Hey, you use linux, how do you feel about being a 'communist' and a
'cancer'?
I'm neither. I'm a user. As it happens I have no leftists leanings
at all. Or even rightist. I'm no kind of socialist, and dislike
socialism altogether, whether left or right.
But what has politics to do with Fedora, except incidentally?
It does dump hundreds of copies of the COPYING file with
it's redefinition of 'freedom' and implicit political
statement on your hard drive. They are pretty much inseparable.
There is no such thing as absolute freedom. That there are many
possible tradeoffs is a fact independent of politics. Specific sets of
tradeoffs are also somewhat independent of politics although political
parties are very much dependent on the sets of tradeoffs they espouse.
You're reversing a logical dependency, and, no, the GPL does not
attempt to alter the definition of freedom, even though it advocates
sets of tradeoffs that are not in vogue in the current eco-political
climate. It so happens that the tradeoffs the GPL advocates have a very
large overlap with the tradeoffs advocated by the people who wrote the
Constitution of the US, much more so than with any other set that has
been advocated by any other group of political, economic, or social
philosophers that I am aware of. The GPL is in sharp contradiction to
the theories of communism and socialism.

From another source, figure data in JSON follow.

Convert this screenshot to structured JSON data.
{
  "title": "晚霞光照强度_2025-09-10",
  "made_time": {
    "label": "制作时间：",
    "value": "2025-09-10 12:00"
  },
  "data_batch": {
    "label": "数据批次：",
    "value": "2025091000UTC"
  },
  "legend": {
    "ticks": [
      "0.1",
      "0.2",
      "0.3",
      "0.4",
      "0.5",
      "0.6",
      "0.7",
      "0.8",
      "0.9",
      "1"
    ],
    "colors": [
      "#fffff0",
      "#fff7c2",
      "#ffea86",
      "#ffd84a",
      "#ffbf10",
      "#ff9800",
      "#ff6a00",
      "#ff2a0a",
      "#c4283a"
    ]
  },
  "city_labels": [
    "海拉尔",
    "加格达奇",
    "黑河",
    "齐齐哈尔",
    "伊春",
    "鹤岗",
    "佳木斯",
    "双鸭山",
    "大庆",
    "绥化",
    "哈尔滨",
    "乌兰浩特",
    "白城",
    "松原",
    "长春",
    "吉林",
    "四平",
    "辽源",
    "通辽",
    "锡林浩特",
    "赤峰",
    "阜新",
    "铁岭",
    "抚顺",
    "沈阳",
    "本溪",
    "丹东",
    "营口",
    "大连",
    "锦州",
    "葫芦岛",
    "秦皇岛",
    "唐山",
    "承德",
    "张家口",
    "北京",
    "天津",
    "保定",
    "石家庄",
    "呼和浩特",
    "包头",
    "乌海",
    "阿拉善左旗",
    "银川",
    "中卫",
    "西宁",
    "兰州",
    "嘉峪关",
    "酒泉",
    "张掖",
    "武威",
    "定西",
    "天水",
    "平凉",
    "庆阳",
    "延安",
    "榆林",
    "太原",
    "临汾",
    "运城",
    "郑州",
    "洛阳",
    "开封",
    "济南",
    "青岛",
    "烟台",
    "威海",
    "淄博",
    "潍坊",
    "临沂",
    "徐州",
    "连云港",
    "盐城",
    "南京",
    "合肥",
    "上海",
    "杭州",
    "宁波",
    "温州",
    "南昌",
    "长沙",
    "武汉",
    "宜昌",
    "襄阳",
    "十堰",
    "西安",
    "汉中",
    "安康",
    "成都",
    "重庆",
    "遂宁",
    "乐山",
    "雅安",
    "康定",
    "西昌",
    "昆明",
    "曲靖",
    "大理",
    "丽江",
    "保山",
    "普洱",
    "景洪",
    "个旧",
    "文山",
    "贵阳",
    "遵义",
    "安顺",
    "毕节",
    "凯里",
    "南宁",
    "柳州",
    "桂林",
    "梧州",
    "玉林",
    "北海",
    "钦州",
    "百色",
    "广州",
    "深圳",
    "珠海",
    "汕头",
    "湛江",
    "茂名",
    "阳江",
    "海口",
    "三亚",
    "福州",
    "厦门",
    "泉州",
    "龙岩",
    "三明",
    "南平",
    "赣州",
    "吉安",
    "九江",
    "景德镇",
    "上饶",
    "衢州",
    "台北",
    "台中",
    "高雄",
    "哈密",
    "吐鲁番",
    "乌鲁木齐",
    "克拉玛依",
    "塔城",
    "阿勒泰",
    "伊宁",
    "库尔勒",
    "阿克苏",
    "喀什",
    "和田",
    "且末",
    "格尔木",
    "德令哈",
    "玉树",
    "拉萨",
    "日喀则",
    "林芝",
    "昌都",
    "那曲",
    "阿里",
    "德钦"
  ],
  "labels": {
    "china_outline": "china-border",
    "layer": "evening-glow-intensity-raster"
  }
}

That the current society in
the US has so far diverged from the spirit of their own Constitution is
regrettable, and the contrasts between the GPL and current business
practice in the US are much less a call to preserve the status quo than
a call for Americans to start defending their own freedoms by making
tradeoffs which make other people free instead of trying to gain all
the money (and the illusory freedom therein) for themselves.
Freedom is one of those things that you don't get more of by keeping
others from getting their share.
Sorry I don't have time to write shorter sentences today.